Abstract

The costs of inflation and unemployment and the related issue of Enemy Number have been a popular topic in the press, particularly in the rhetoric of politicians and central bankers. Rightwing politicians (echoed by supposedly independent central bankers) and journalists have been telling the public that inflation is Public Enemy Number One, and therefore it must be fought to the last drop of blood. Academic economists have also engaged in this debate by presenting theories and econometric estimates of the costs of inflation and unemployment with an obvious dichotomy. Those economists who endorse the proposition that inflation is Public Enemy Number One produce evidence on the costs of inflation. On the other hand, economists who reject this proposition produce evidence on the costs of unemployment.

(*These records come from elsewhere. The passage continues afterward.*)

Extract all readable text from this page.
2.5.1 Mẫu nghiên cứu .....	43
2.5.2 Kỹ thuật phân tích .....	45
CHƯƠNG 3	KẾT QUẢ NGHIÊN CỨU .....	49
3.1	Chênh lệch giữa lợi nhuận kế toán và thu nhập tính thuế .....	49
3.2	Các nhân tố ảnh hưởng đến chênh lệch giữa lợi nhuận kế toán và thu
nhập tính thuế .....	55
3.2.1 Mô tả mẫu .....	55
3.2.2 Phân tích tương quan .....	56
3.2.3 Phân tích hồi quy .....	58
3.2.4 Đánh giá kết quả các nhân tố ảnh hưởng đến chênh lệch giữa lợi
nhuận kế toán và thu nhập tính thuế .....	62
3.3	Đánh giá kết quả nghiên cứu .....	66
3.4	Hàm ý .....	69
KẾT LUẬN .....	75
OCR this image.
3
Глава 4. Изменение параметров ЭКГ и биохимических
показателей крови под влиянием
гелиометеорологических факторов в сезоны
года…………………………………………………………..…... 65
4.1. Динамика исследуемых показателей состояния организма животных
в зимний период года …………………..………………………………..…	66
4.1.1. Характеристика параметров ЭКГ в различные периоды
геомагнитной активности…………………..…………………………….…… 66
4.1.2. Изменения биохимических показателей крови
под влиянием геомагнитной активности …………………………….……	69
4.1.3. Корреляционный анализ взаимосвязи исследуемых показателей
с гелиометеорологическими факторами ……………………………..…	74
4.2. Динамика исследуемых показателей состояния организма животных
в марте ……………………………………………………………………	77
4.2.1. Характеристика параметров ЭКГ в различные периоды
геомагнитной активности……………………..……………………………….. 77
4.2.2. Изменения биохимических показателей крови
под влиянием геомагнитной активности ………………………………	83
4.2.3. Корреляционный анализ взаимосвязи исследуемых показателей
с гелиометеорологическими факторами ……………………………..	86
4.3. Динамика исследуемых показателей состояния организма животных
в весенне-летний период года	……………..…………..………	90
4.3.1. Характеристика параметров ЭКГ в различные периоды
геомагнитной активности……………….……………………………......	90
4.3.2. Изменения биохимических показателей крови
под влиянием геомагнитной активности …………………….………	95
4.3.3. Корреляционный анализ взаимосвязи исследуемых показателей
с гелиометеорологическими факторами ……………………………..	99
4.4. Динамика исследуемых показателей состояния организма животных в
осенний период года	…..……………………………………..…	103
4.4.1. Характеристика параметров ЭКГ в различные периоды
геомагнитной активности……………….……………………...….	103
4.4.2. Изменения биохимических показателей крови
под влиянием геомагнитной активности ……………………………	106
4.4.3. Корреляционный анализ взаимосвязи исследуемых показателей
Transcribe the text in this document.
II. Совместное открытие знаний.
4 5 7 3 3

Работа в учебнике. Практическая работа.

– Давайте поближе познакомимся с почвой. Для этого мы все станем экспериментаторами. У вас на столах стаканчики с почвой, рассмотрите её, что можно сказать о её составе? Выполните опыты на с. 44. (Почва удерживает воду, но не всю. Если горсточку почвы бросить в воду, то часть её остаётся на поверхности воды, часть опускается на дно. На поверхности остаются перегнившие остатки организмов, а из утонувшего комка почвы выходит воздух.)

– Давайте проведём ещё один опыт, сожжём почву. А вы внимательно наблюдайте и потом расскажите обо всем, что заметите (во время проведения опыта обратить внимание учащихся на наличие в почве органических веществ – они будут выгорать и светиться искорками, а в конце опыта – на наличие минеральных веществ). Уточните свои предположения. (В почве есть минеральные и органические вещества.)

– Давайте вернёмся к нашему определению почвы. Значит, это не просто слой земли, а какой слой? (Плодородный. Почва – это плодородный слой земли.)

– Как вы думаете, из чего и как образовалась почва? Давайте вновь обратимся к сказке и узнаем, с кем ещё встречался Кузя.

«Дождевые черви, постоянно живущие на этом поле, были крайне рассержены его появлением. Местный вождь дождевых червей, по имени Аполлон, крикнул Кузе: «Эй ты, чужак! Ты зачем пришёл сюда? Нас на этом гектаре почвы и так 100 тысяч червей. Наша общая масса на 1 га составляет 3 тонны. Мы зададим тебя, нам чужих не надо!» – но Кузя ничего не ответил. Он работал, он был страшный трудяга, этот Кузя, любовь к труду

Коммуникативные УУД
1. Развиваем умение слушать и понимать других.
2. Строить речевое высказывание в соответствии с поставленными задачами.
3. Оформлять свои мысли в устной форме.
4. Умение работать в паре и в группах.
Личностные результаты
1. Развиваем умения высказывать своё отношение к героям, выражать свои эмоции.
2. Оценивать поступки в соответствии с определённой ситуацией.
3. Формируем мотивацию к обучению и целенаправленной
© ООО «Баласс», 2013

The latter would then compare their results with those of the former to prove their point, although the two sets of results may be based on different countries, sample periods, and methodologies. The objective of this paper is to reexamine this issue and to present some evidence on the costs of inflation and unemployment in terms of their effect on output, using one model applied to the same country (the United States) over a very long period (1890-1987). For this purpose, the structural time-series approach proposed by Harvey (1985, 1989) is used to test the relationship between output, on the one hand, and inflation and unemployment, on the other. One advantage of this approach is that there is implicit adjustment for cyclicality in the underlying variables which, in previous studies, proved to be problematical in the sense that spurious results may be obtained if no adjustment is made to take account of cyclical behavior.